A inconstitucionalidade pode se apresentar por ação ou por omissão e, atualmente, no Estado Democrático de Direito Brasileiro todos os poderes têm o dever de controlar a constitucionalidade das leis e atos normativos, muito embora o Poder Judiciário seja seu principal ator, agindo de forma repressiva, enquanto os demais poderes, via de regra, atuam de forma preventiva.
No caso do Poder Legislativo vislumbra-se o exercício do controle de constitucionalidade através do exame pelas comissões de constituição e justiça de projetos de lei a serem submetidos à aprovação pelos plenários dos respectivos órgãos legiferantes.
Quanto ao Poder Executivo o controle de constitucionalidade se efetiva através do veto jurídico que possui expressa previsão constitucional no §1º do artigo 66 da Carta Magna, exercido quando o chefe do executivo considerar o projeto lei, no todo ou em parte, inconstitucional ou contrário ao interesse público.

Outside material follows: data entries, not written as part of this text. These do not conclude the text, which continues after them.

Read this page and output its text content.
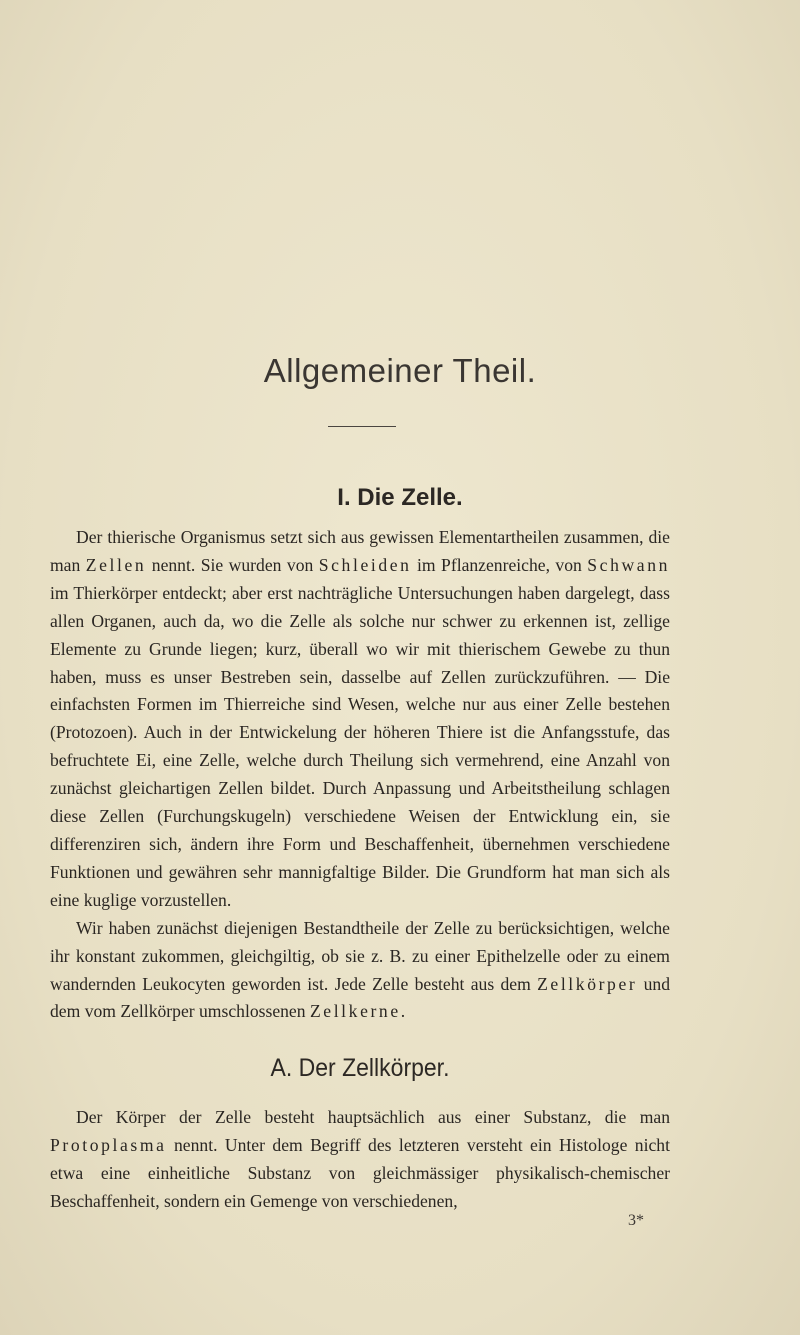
Allgemeiner Theil.
I. Die Zelle.

Der thierische Organismus setzt sich aus gewissen Elementartheilen zusammen, die man Zellen nennt. Sie wurden von Schleiden im Pflanzenreiche, von Schwann im Thierkörper entdeckt; aber erst nachträgliche Untersuchungen haben dargelegt, dass allen Organen, auch da, wo die Zelle als solche nur schwer zu erkennen ist, zellige Elemente zu Grunde liegen; kurz, überall wo wir mit thierischem Gewebe zu thun haben, muss es unser Bestreben sein, dasselbe auf Zellen zurückzuführen. — Die einfachsten Formen im Thierreiche sind Wesen, welche nur aus einer Zelle bestehen (Protozoen). Auch in der Entwickelung der höheren Thiere ist die Anfangsstufe, das befruchtete Ei, eine Zelle, welche durch Theilung sich vermehrend, eine Anzahl von zunächst gleichartigen Zellen bildet. Durch Anpassung und Arbeitstheilung schlagen diese Zellen (Furchungskugeln) verschiedene Weisen der Entwicklung ein, sie differenziren sich, ändern ihre Form und Beschaffenheit, übernehmen verschiedene Funktionen und gewähren sehr mannigfaltige Bilder. Die Grundform hat man sich als eine kuglige vorzustellen.

Wir haben zunächst diejenigen Bestandtheile der Zelle zu berücksichtigen, welche ihr konstant zukommen, gleichgiltig, ob sie z. B. zu einer Epithelzelle oder zu einem wandernden Leukocyten geworden ist. Jede Zelle besteht aus dem Zellkörper und dem vom Zellkörper umschlossenen Zellkerne.

A. Der Zellkörper.

Der Körper der Zelle besteht hauptsächlich aus einer Substanz, die man Protoplasma nennt. Unter dem Begriff des letzteren versteht ein Histologe nicht etwa eine einheitliche Substanz von gleichmässiger physikalisch-chemischer Beschaffenheit, sondern ein Gemenge von verschiedenen,

3*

Conforme já ressaltado o controle de constitucionalidade no Estado brasileiro é exercido precipuamente pelo Poder Judiciário, mantendo esse poder a exclusividade do controle repressivo da validade das normas infraconstitucionais frente à Constituição Federal, quando o advento da norma no ordenamento jurídico já se consolidou.
Contudo no ordenamento jurídico pátrio existem duas exceções a esta regra, a exemplo do artigo 49, V, da Constituição Federal que confere ao Congresso Nacional a competência exclusiva para sustar atos normativos do Poder Executivo que extrapolem o poder regulamentar ou os limites da delegação legislativa.
Das disposições do artigo 62, §5º, da Lei Fundamental depreende-se a segunda possibilidade de controle repressivo de constitucionalidade exercido pelo Poder Legislativo consistente na apreciação pelo Congresso Nacional do atendimento dos pressupostos constitucionais das medidas provisórias, em juízo prévio, antes da análise do mérito.
O controle de constitucionalidade no cenário jurídico mundial é efetivado através de três principais modelos: o controle concreto, de inspiração norte-americana e consagrado pelo famoso caso Marbury vs Madison, no século XIX, que representou importante avanço no reconhecimento da supremacia constitucional e na possibilidade de acionamento do Poder Judiciário para aplicar a Constituição em casos concretos.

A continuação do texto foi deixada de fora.